Dziecko na motocyklu – przepisy. Z jaką prędkością można przewozić dziecko motocyklem?
Artykuł 20. prawa o ruchu drogowym ustanawia prędkość, z jaką można przewozić motocyklem dziecko. Dzieci w wieku do 7 lat, a więc także sześcioletnie, co jest często wyszukiwane w sieci, mogą być przewożone z prędkością do 40 km/h. Prędkość motocykla z dzieckiem jest na tyle ograniczona ze względów bezpieczeństwa, że trzeba dopasować do niej trasę podróży. W mieście czy na bocznych drogach limit 40 km/h nie jest specjalnym problemem, ale jazda na motorze z dzieckiem po drodze krajowej to już zły pomysł – będziemy wyprzedzani z dużą różnicą prędkości, co nie jest komfortowe, a wolna jazda może budzić agresję u innych użytkowników drogi. Jazda na motocyklu z dzieckiem w wieku do 7 lat w tempie 40 km/h obowiązuje oczywiście w sytuacji, gdy znak nie stanowi inaczej lub sytuacja na drodze wymusza wolniejszą jazdę, np. ze względów bezpieczeństwa.
Wszystko to sprawia, że odpowiedź na pytanie „od ilu lat dziecko może jeździć na motocyklu jako pasażer?” w polskich realiach brzmi – nie istnieją w tym zakresie ograniczenia, ale kierowca powinien wykazywać zdrowy rozsądek, bo ponosi odpowiedzialność za pasażera. Polskie prawo jest też dosyć liberalne w kwestii stroju motocyklowego – wymagany jest tylko kask. To zdecydowanie za mało. Nawet jeżeli będziemy jechali wolno i ostrożnie, sytuacja na drodze może rozwinąć się w trudny do przewidzenia sposób. Małe dziecko na motorze powinno być właściwie ubrane: kurtka, rękawiczki, buty ze wzmocnieniem kostki i spodnie z protektorami to podstawa. Nie muszą to być rzeczy nowe – w końcu dzieci szybko rosną, a nie każdy rodzic może pozwolić sobie na regularne wymienianie motocyklowego stroju pociechy. Mało tego – znacznie lepsze będą używane, ale typowo motocyklowe elementy odzieży niż przeznaczone do innych celów.

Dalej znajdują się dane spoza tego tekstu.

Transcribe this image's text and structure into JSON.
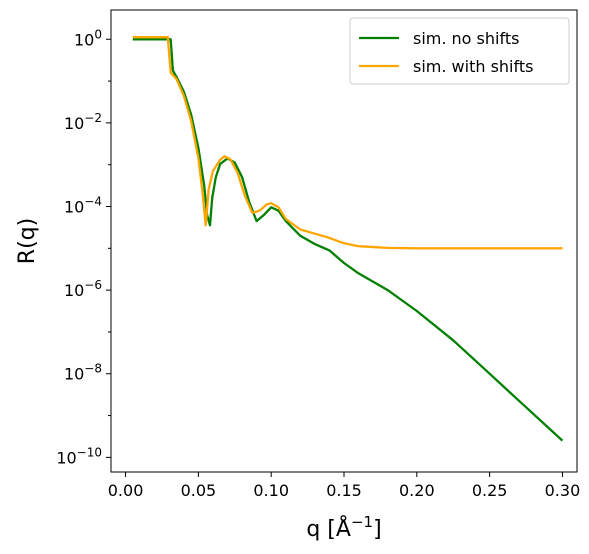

Dziecko na motocyklu a przepisy w innych krajach. Od ilu lat można przewozić dzieci w Niemczech, Czechach, Szwecji?
Jeżeli planujemy jazdę z dzieckiem na motocyklu poza granicami naszego kraju, koniecznie sprawdźmy, jak w danym państwie wyglądają zasady przewożenia dziecka na motocyklu. Bywa z tym różnie. Poza limitem wieku może być narzucona konieczność montażu oparcia czy fotelika! Na przykład w Niemczech dzieci poniżej 7 lat muszą jeździć w foteliku, w Czechach mieć przynajmniej 12 lat, a w Szwecji zalecana jest odzież ochronna.